For several years, sage grouse management has been a topic among many, especially throughout the West.
Sage grouse foundation
Wyoming-native Diemer True is the president of the Western States Sage Grouse Recovery Foundation. He formerly has served the Wyoming legislator for 20 years and has been involved in republican party politics since he was 17 years old, he shares.
“One of the big elephants in the room for the future of Wyoming’s economy is the potential of the Greater sage grouse being listed as an endangered species,” shares True. “In a 2016 study, listing the bird as endangered would cost western states roughly $5.6 billion in lost economic activity annually. So, in considering this loss, there are a number of ways to avoid having the species listed.”
Protecting habitats is one way, but another way is to raise the bird in captivity, he explains.
“I’ve been an avid bird shooter for many years, and I used to own a commercial game bird farm and raised primarily pheasants and chukars,” True says. “Roughly five years ago with the overwhelming support of positive votes in the Wyoming House and Senate, legislation was passed allowing the gather of wild eggs – to raise birds in captivity.”
In 2021, the foundation was successful in gathering over 100 eggs and to date has successfully raised 51 birds.
“One of the misunderstandings is the foundation is not set up to study the best way for the birds to be released. This is an entirely different scientific endeavor,” shares True. “The foundation is a single purpose foundation, and the reason the legislation is before the body now is because of a five-year sunset clause [provision of a law which will be automatically terminated after a fixed period].”
It’s important to note this last year has been, by any measure, a qualified success. Further research into sage grouse reproduction in captivity is needed – this will hopefully happen once the legislation adjourns, he says.
“Being able to raise the bird in captivity and preserve the species is an additional arrow in the quiver to avoid the listing of the species as endangered, and there are a number of examples of this,” he notes.
Similar practices and concepts have taken place to avoid listing of the black-footed ferret, California condor and Peregrine falcon, he shares.
“We’re not opposed to the habitat approach, as there has been millions of dollars put into this, but we feel as a private endeavor we have a truly philanthropic effort, because we want to preserve the bird,” he says. “The combination of the two practices – captive raising and habitat practices make it very unlikely the sage grouse would get the designation of endangered.”

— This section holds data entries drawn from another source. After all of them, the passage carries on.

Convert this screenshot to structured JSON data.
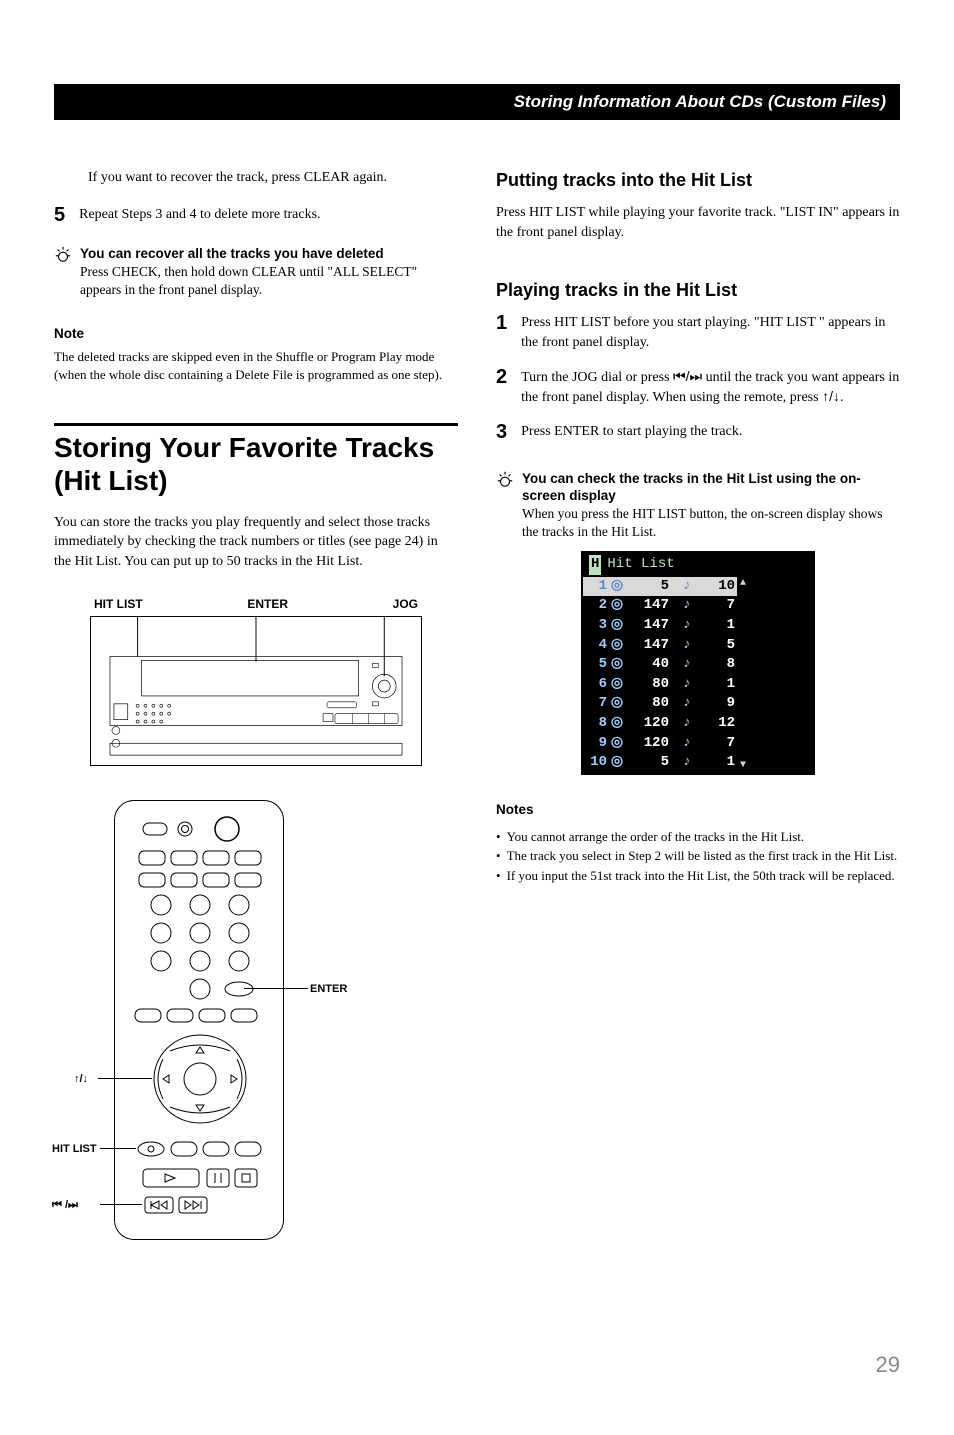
{
  "header": {
    "title": "Storing Information About CDs (Custom Files)"
  },
  "left": {
    "recover_para": "If you want to recover the track, press CLEAR again.",
    "step5_num": "5",
    "step5_text": "Repeat Steps 3 and 4 to delete more tracks.",
    "tip_title": "You can recover all the tracks you have deleted",
    "tip_body": "Press CHECK, then hold down CLEAR until \"ALL SELECT\" appears in the front panel display.",
    "note_title": "Note",
    "note_body": "The deleted tracks are skipped even in the Shuffle or Program Play mode (when the whole disc containing a Delete File is programmed as one step).",
    "section_title": "Storing Your Favorite Tracks (Hit List)",
    "section_intro": "You can store the tracks you play frequently and select those tracks immediately by checking the track numbers or titles (see page 24) in the Hit List. You can put up to 50 tracks in the Hit List.",
    "panel_labels": {
      "a": "HIT LIST",
      "b": "ENTER",
      "c": "JOG"
    },
    "remote_labels": {
      "enter": "ENTER",
      "up_down": "↑/↓",
      "hit_list": "HIT LIST",
      "prev_next": "⏮ /⏭"
    }
  },
  "right": {
    "putting": {
      "title": "Putting tracks into the Hit List",
      "body": "Press HIT LIST while playing your favorite track. \"LIST IN\" appears in the front panel display."
    },
    "playing": {
      "title": "Playing tracks in the Hit List",
      "step1_num": "1",
      "step1_text": "Press HIT LIST before you start playing. \"HIT LIST \" appears in the front panel display.",
      "step2_num": "2",
      "step2_text_a": "Turn the JOG dial or press ",
      "step2_text_b": " until the track you want appears in the front panel display. When using the remote, press ",
      "step2_text_c": ".",
      "step3_num": "3",
      "step3_text": "Press ENTER to start playing the track."
    },
    "tip_title": "You can check the tracks in the Hit List using the on-screen display",
    "tip_body": "When you press the HIT LIST button, the on-screen display shows the tracks in the Hit List.",
    "osd": {
      "header_icon": "H",
      "header_text": "Hit List",
      "rows": [
        {
          "idx": "1",
          "disc": "5",
          "track": "10",
          "hl": true
        },
        {
          "idx": "2",
          "disc": "147",
          "track": "7",
          "hl": false
        },
        {
          "idx": "3",
          "disc": "147",
          "track": "1",
          "hl": false
        },
        {
          "idx": "4",
          "disc": "147",
          "track": "5",
          "hl": false
        },
        {
          "idx": "5",
          "disc": "40",
          "track": "8",
          "hl": false
        },
        {
          "idx": "6",
          "disc": "80",
          "track": "1",
          "hl": false
        },
        {
          "idx": "7",
          "disc": "80",
          "track": "9",
          "hl": false
        },
        {
          "idx": "8",
          "disc": "120",
          "track": "12",
          "hl": false
        },
        {
          "idx": "9",
          "disc": "120",
          "track": "7",
          "hl": false
        },
        {
          "idx": "10",
          "disc": "5",
          "track": "1",
          "hl": false
        }
      ]
    },
    "notes_title": "Notes",
    "notes": [
      "You cannot arrange the order of the tracks in the Hit List.",
      "The track you select in Step 2 will be listed as the first track in the Hit List.",
      "If you input the 51st track into the Hit List, the 50th track will be replaced."
    ]
  },
  "page_number": "29"
}
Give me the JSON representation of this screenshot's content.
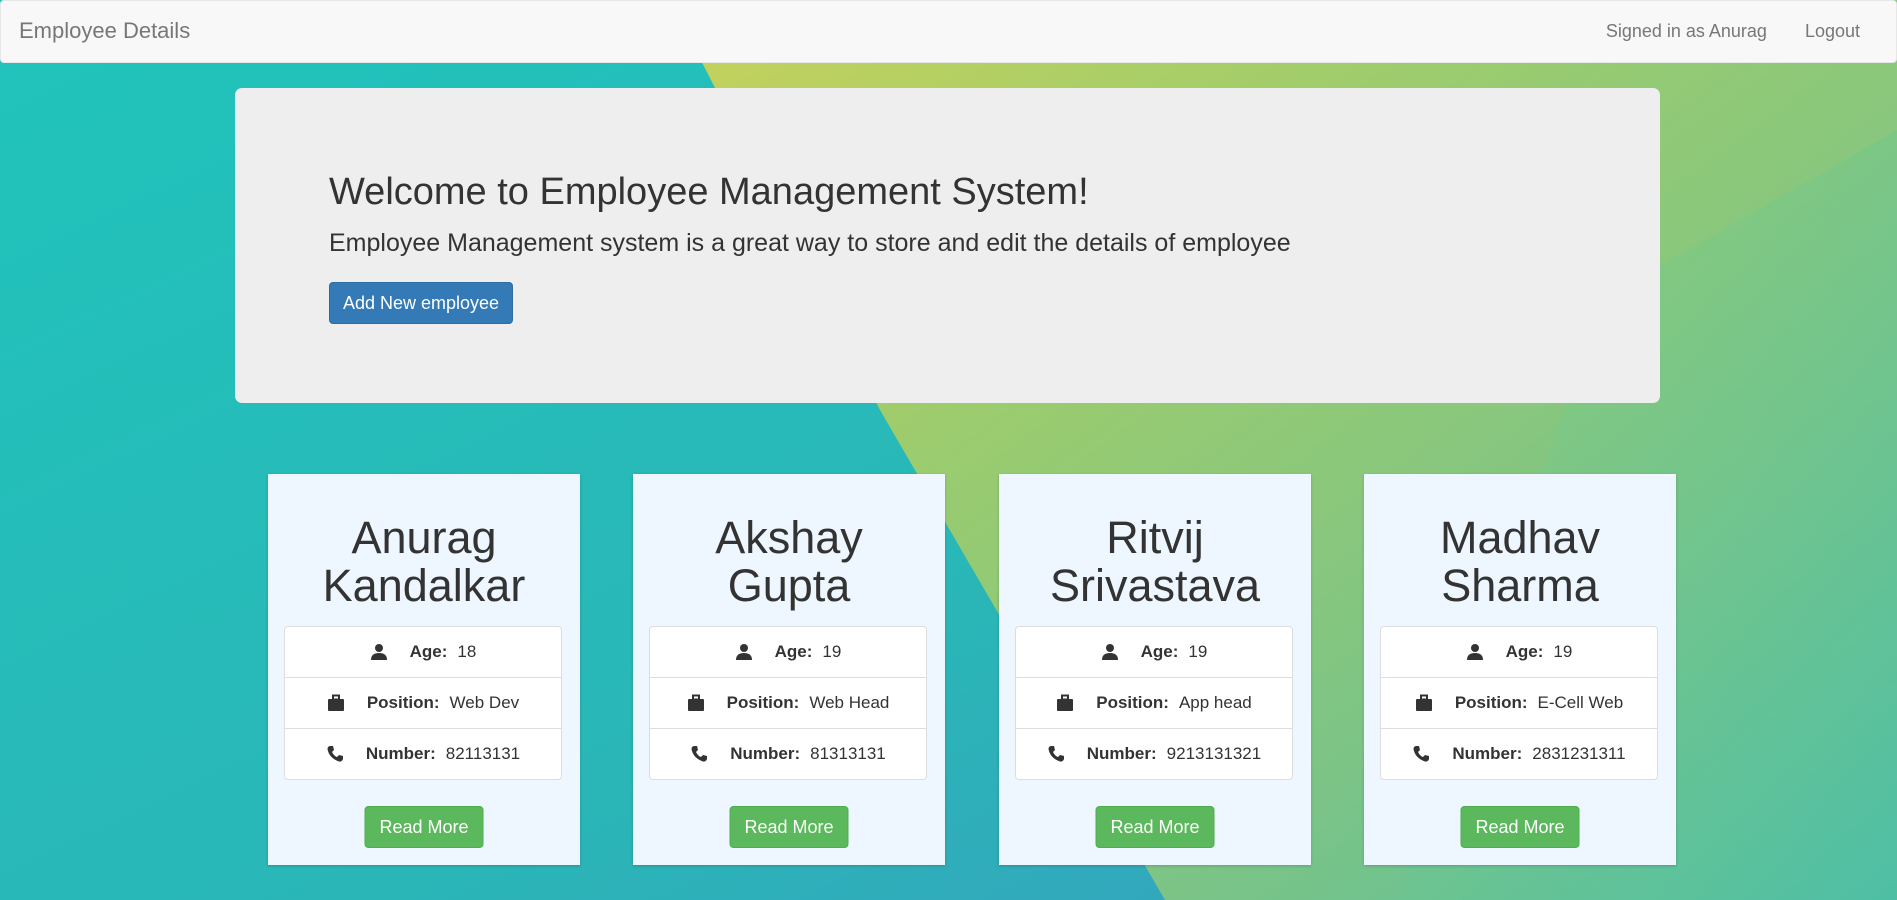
{
  "navbar": {
    "brand": "Employee Details",
    "signed_in": "Signed in as Anurag",
    "logout": "Logout"
  },
  "jumbotron": {
    "title": "Welcome to Employee Management System!",
    "subtitle": "Employee Management system is a great way to store and edit the details of employee",
    "add_button": "Add New employee"
  },
  "labels": {
    "age": "Age:",
    "position": "Position:",
    "number": "Number:",
    "read_more": "Read More"
  },
  "icons": {
    "age": "user-icon",
    "position": "briefcase-icon",
    "number": "phone-icon"
  },
  "colors": {
    "primary": "#337ab7",
    "success": "#5cb85c",
    "card_bg": "#eef7ff",
    "teal": "#24c1bb",
    "green": "#8ac77c"
  },
  "employees": [
    {
      "first_name": "Anurag",
      "last_name": "Kandalkar",
      "age": "18",
      "position": "Web Dev",
      "number": "82113131"
    },
    {
      "first_name": "Akshay",
      "last_name": "Gupta",
      "age": "19",
      "position": "Web Head",
      "number": "81313131"
    },
    {
      "first_name": "Ritvij",
      "last_name": "Srivastava",
      "age": "19",
      "position": "App head",
      "number": "9213131321"
    },
    {
      "first_name": "Madhav",
      "last_name": "Sharma",
      "age": "19",
      "position": "E-Cell Web",
      "number": "2831231311"
    }
  ]
}
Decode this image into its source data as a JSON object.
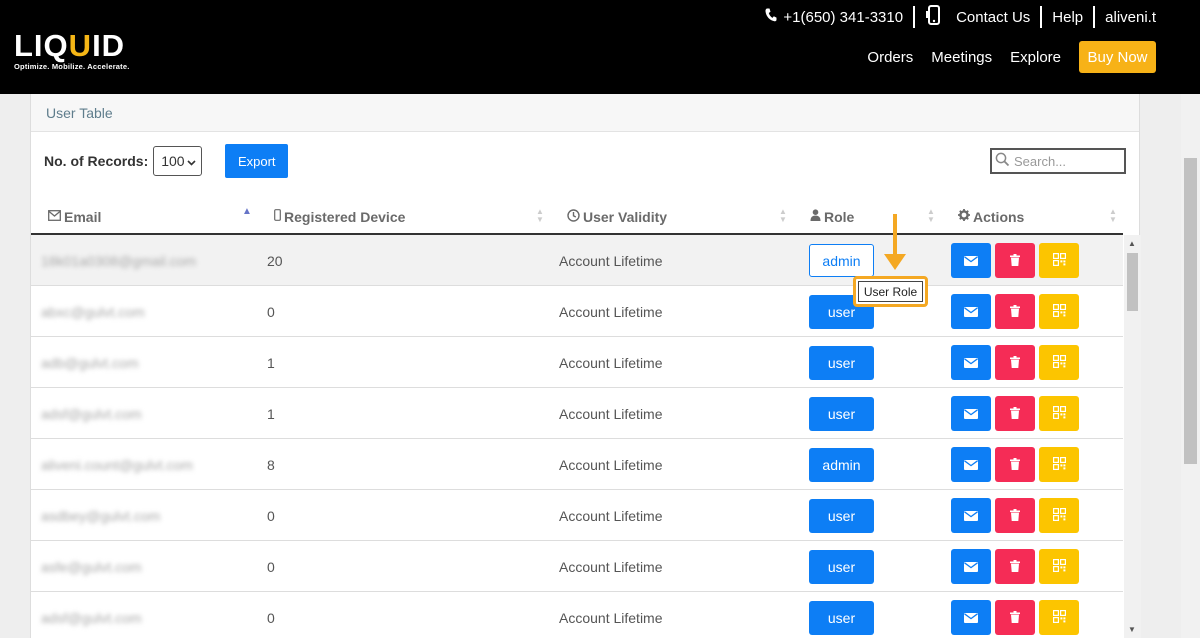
{
  "header": {
    "logo_pre": "LIQ",
    "logo_u": "U",
    "logo_post": "ID",
    "tagline": "Optimize. Mobilize. Accelerate.",
    "phone": "+1(650) 341-3310",
    "contact": "Contact Us",
    "help": "Help",
    "user": "aliveni.t",
    "nav": {
      "orders": "Orders",
      "meetings": "Meetings",
      "explore": "Explore",
      "buy_now": "Buy Now"
    }
  },
  "card": {
    "title": "User Table",
    "records_label": "No. of Records:",
    "records_value": "100",
    "export_label": "Export",
    "search_placeholder": "Search..."
  },
  "columns": {
    "email": "Email",
    "device": "Registered Device",
    "validity": "User Validity",
    "role": "Role",
    "actions": "Actions"
  },
  "rows": [
    {
      "email": "18k01a0308@gmail.com",
      "device": "20",
      "validity": "Account Lifetime",
      "role": "admin"
    },
    {
      "email": "abxc@gulvt.com",
      "device": "0",
      "validity": "Account Lifetime",
      "role": "user"
    },
    {
      "email": "adb@gulvt.com",
      "device": "1",
      "validity": "Account Lifetime",
      "role": "user"
    },
    {
      "email": "adsf@gulvt.com",
      "device": "1",
      "validity": "Account Lifetime",
      "role": "user"
    },
    {
      "email": "aliveni.count@gulvt.com",
      "device": "8",
      "validity": "Account Lifetime",
      "role": "admin"
    },
    {
      "email": "asdbey@gulvt.com",
      "device": "0",
      "validity": "Account Lifetime",
      "role": "user"
    },
    {
      "email": "asfe@gulvt.com",
      "device": "0",
      "validity": "Account Lifetime",
      "role": "user"
    },
    {
      "email": "adsf@gulvt.com",
      "device": "0",
      "validity": "Account Lifetime",
      "role": "user"
    }
  ],
  "tooltip": "User Role",
  "colors": {
    "primary": "#0d7ef5",
    "danger": "#f52c56",
    "warning": "#fcc500",
    "brand_yellow": "#f7b217",
    "annotation": "#f4a823"
  }
}
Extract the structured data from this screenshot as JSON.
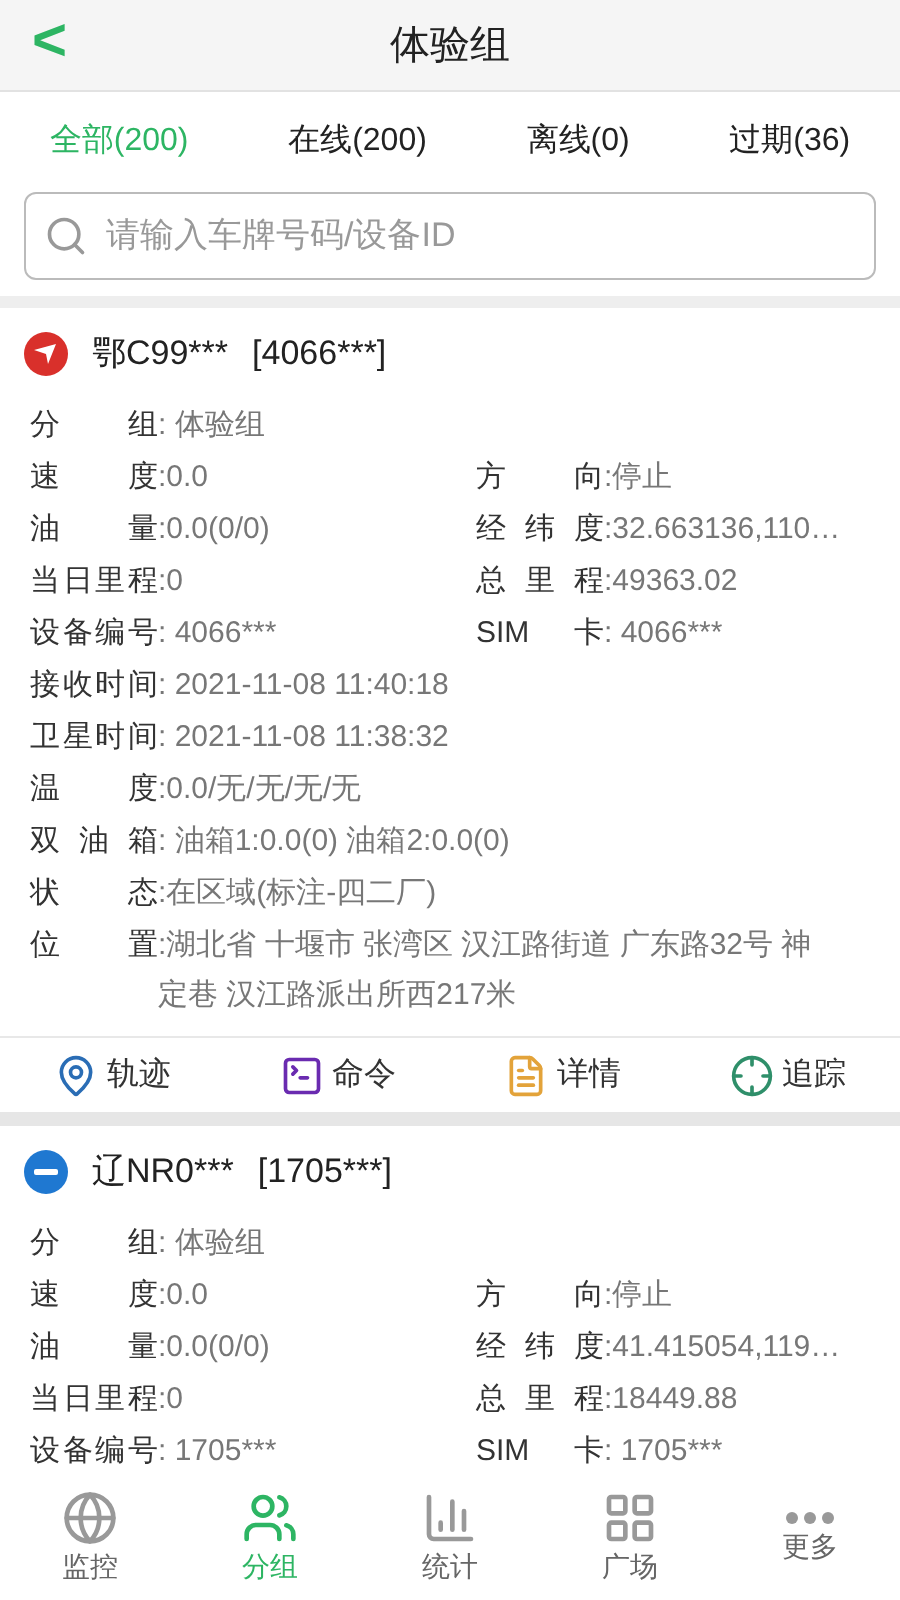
{
  "header": {
    "back": "<",
    "title": "体验组"
  },
  "tabs": [
    {
      "label": "全部(200)",
      "selected": true
    },
    {
      "label": "在线(200)",
      "selected": false
    },
    {
      "label": "离线(0)",
      "selected": false
    },
    {
      "label": "过期(36)",
      "selected": false
    }
  ],
  "search": {
    "placeholder": "请输入车牌号码/设备ID"
  },
  "vehicles": [
    {
      "kind": "moving",
      "plate": "鄂C99***",
      "id": "[4066***]",
      "rows": [
        [
          {
            "label": "分组",
            "value": ": 体验组"
          }
        ],
        [
          {
            "label": "速度",
            "value": ":0.0"
          },
          {
            "label": "方向",
            "value": ":停止"
          }
        ],
        [
          {
            "label": "油量",
            "value": ":0.0(0/0)"
          },
          {
            "label": "经纬度",
            "value": ":32.663136,110…"
          }
        ],
        [
          {
            "label": "当日里程",
            "value": ":0"
          },
          {
            "label": "总里程",
            "value": ":49363.02"
          }
        ],
        [
          {
            "label": "设备编号",
            "value": ": 4066***"
          },
          {
            "label": "SIM卡",
            "value": ": 4066***"
          }
        ],
        [
          {
            "label": "接收时间",
            "value": ": 2021-11-08 11:40:18"
          }
        ],
        [
          {
            "label": "卫星时间",
            "value": ": 2021-11-08 11:38:32"
          }
        ],
        [
          {
            "label": "温度",
            "value": ":0.0/无/无/无/无"
          }
        ],
        [
          {
            "label": "双油箱",
            "value": ": 油箱1:0.0(0) 油箱2:0.0(0)"
          }
        ],
        [
          {
            "label": "状态",
            "value": ":在区域(标注-四二厂)"
          }
        ],
        [
          {
            "label": "位置",
            "value": ":湖北省 十堰市 张湾区 汉江路街道 广东路32号 神定巷 汉江路派出所西217米"
          }
        ]
      ],
      "actions": [
        {
          "kind": "track",
          "label": "轨迹"
        },
        {
          "kind": "command",
          "label": "命令"
        },
        {
          "kind": "detail",
          "label": "详情"
        },
        {
          "kind": "follow",
          "label": "追踪"
        }
      ]
    },
    {
      "kind": "offline",
      "plate": "辽NR0***",
      "id": "[1705***]",
      "rows": [
        [
          {
            "label": "分组",
            "value": ": 体验组"
          }
        ],
        [
          {
            "label": "速度",
            "value": ":0.0"
          },
          {
            "label": "方向",
            "value": ":停止"
          }
        ],
        [
          {
            "label": "油量",
            "value": ":0.0(0/0)"
          },
          {
            "label": "经纬度",
            "value": ":41.415054,119…"
          }
        ],
        [
          {
            "label": "当日里程",
            "value": ":0"
          },
          {
            "label": "总里程",
            "value": ":18449.88"
          }
        ],
        [
          {
            "label": "设备编号",
            "value": ": 1705***"
          },
          {
            "label": "SIM卡",
            "value": ": 1705***"
          }
        ]
      ]
    }
  ],
  "nav": [
    {
      "kind": "monitor",
      "label": "监控",
      "selected": false
    },
    {
      "kind": "group",
      "label": "分组",
      "selected": true
    },
    {
      "kind": "stats",
      "label": "统计",
      "selected": false
    },
    {
      "kind": "square",
      "label": "广场",
      "selected": false
    },
    {
      "kind": "more",
      "label": "更多",
      "selected": false
    }
  ]
}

Some concerns have been voiced over avian disease caused by bird farms, but required biosecurity practices are sufficient to manage disease, True explains.
Under Wyoming Game and Fish Department (WGFD) Chapter 60 regulation governing sage grouse raised on private game bird farms, “Release of sage grouse and release methods shall only be permitted through coordination with the WGFD. The Commission may restrict areas of the state from sage grouse release to protect wild populations of sage grouse.”
“The permit now is for raising captive sage grouse, with the purpose to create a self-sustaining captive raised population. Any release would require additional approval on behalf of the WGFD,” says WGFD Public Information Officer Sara DiRienzo. “The WGFD role is to provide information to the legislature about the project, sage grouse in general and the impact it could have on the department and Wyoming.”
It’s important to note, grazing has the potential to be greatly impacted if the sage grouse is listed, True concludes.
“It’s a positive effort for the ag community, we work through captive raising and the habitat,” True says. “We’re trying to do what’s right for the bird and for the state.”